Сошлись мы с ним на том, что оба не были драчунами и оба любили читать книжки. Жил он с отцом, матерью и тетей недалеко от нас в одноэтажном деревянном домике. Дорога к нему была моим первым экскурсом по Владимирской в сторону, обратную Жилянской, туда, где стояли невзрачные домики. Из визитов к нему я сделал открытие, что и в одноэтажных домиках могут быть вполне городские квартиры, чего я не представлял. Однако рассказ мой не об этом.
Родители Владика и его тетя были молодыми, красивыми, интеллигентными и деликатными людьми, В доме всегда что-то писалось, читалось, обстановка была спокойная, рабочая, встречали меня приветливо, играть нам не мешали. В общем, мне бывать у них нравилось. Но очень скоро — думаю, это было осенью 1935 года — стряслась беда. В одно прекрасное утро Владик не пришел в школу. Это меня очень огорчило, ибо мы накануне с ним наметили какие-то планы на сегодняшний день. И удивило — я знал, что вчера вечером он был совершенно здоров. Но мало ли что бывает, и после школы я, несколько встревоженный, отправился навестить его. Но, к моему удивлению, я против обыкновения не был к нему допущен. Обычно столь любезная его тетя на этот раз была суха и непреклонна. «Нет, к нему нельзя. Нет его»,— односложно отвечала она, загораживая вход. Домой я вернулся обескураженный и обеспокоенный.

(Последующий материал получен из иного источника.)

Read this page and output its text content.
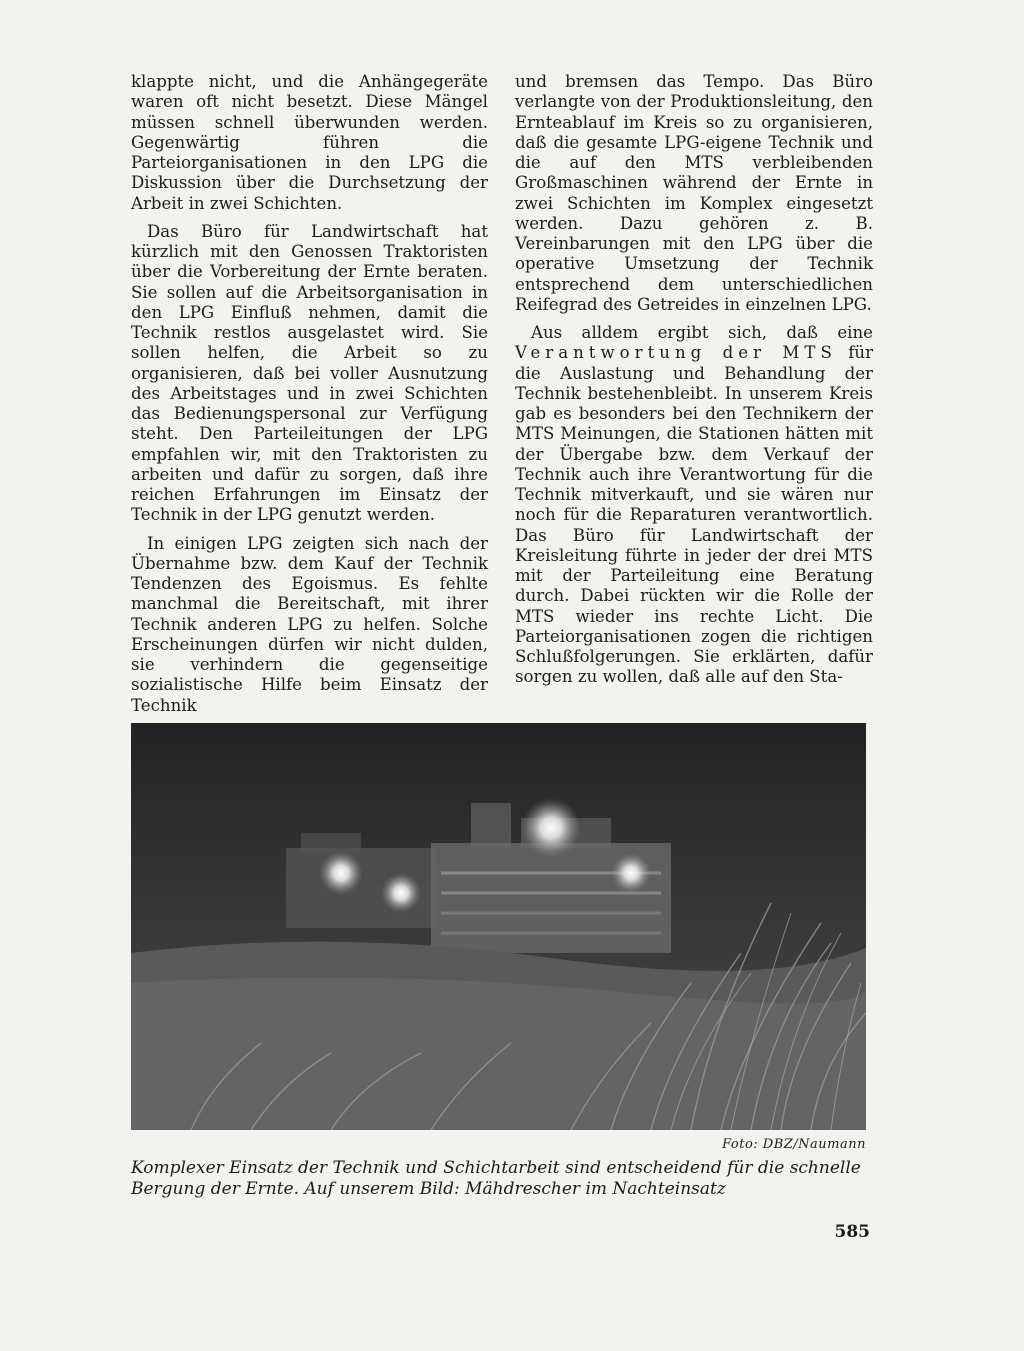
klappte nicht, und die Anhängegeräte waren oft nicht besetzt. Diese Mängel müssen schnell überwunden werden. Gegenwärtig führen die Parteiorganisationen in den LPG die Diskussion über die Durchsetzung der Arbeit in zwei Schichten.

Das Büro für Landwirtschaft hat kürzlich mit den Genossen Traktoristen über die Vorbereitung der Ernte beraten. Sie sollen auf die Arbeitsorganisation in den LPG Einfluß nehmen, damit die Technik restlos ausgelastet wird. Sie sollen helfen, die Arbeit so zu organisieren, daß bei voller Ausnutzung des Arbeitstages und in zwei Schichten das Bedienungspersonal zur Verfügung steht. Den Parteileitungen der LPG empfahlen wir, mit den Traktoristen zu arbeiten und dafür zu sorgen, daß ihre reichen Erfahrungen im Einsatz der Technik in der LPG genutzt werden.

In einigen LPG zeigten sich nach der Übernahme bzw. dem Kauf der Technik Tendenzen des Egoismus. Es fehlte manchmal die Bereitschaft, mit ihrer Technik anderen LPG zu helfen. Solche Erscheinungen dürfen wir nicht dulden, sie verhindern die gegenseitige sozialistische Hilfe beim Einsatz der Technik

und bremsen das Tempo. Das Büro verlangte von der Produktionsleitung, den Ernteablauf im Kreis so zu organisieren, daß die gesamte LPG-eigene Technik und die auf den MTS verbleibenden Großmaschinen während der Ernte in zwei Schichten im Komplex eingesetzt werden. Dazu gehören z. B. Vereinbarungen mit den LPG über die operative Umsetzung der Technik entsprechend dem unterschiedlichen Reifegrad des Getreides in einzelnen LPG.

Aus alldem ergibt sich, daß eine Verantwortung der MTS für die Auslastung und Behandlung der Technik bestehenbleibt. In unserem Kreis gab es besonders bei den Technikern der MTS Meinungen, die Stationen hätten mit der Übergabe bzw. dem Verkauf der Technik auch ihre Verantwortung für die Technik mitverkauft, und sie wären nur noch für die Reparaturen verantwortlich. Das Büro für Landwirtschaft der Kreisleitung führte in jeder der drei MTS mit der Parteileitung eine Beratung durch. Dabei rückten wir die Rolle der MTS wieder ins rechte Licht. Die Parteiorganisationen zogen die richtigen Schlußfolgerungen. Sie erklärten, dafür sorgen zu wollen, daß alle auf den Sta-

Foto: DBZ/Naumann
Komplexer Einsatz der Technik und Schichtarbeit sind entscheidend für die schnelle
Bergung der Ernte. Auf unserem Bild: Mähdrescher im Nachteinsatz
585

Увидел я Владика только на следующий день на большой перемене. Он стоял в коридоре, окруженный ребятами, и заливался слезами. Добиться от него, в чем дело, я так и не смог. Ни на какие вопросы он не отвечал. И тем не менее не знаю, откуда, как и почему, но я сразу все понял: и то, что произошло, и то, какая сила вмешалась в судьбу этой приятной мне семьи. И почему Владик никогда не распространялся о ее и своем прошлом, я тоже понял.
Как ни странно, я всегда смутно чувствовал, что эту семью окружает какая-то тревожная тайна, и она была настолько безусловна, что я, отнюдь не отличаясь природной тактичностью, ни разу не задал Владику ни одного вопроса о том, где и как они жили раньше. И я им сочувствовал, хотя «барабаны эпохи», над которыми смеялся даже Корнейчук (в пьесе «Платон Кречет»), звучали еще в моей душе достаточно громко и я вроде бы не должен был сочувствовать людям, преследовавшимся революционной властью.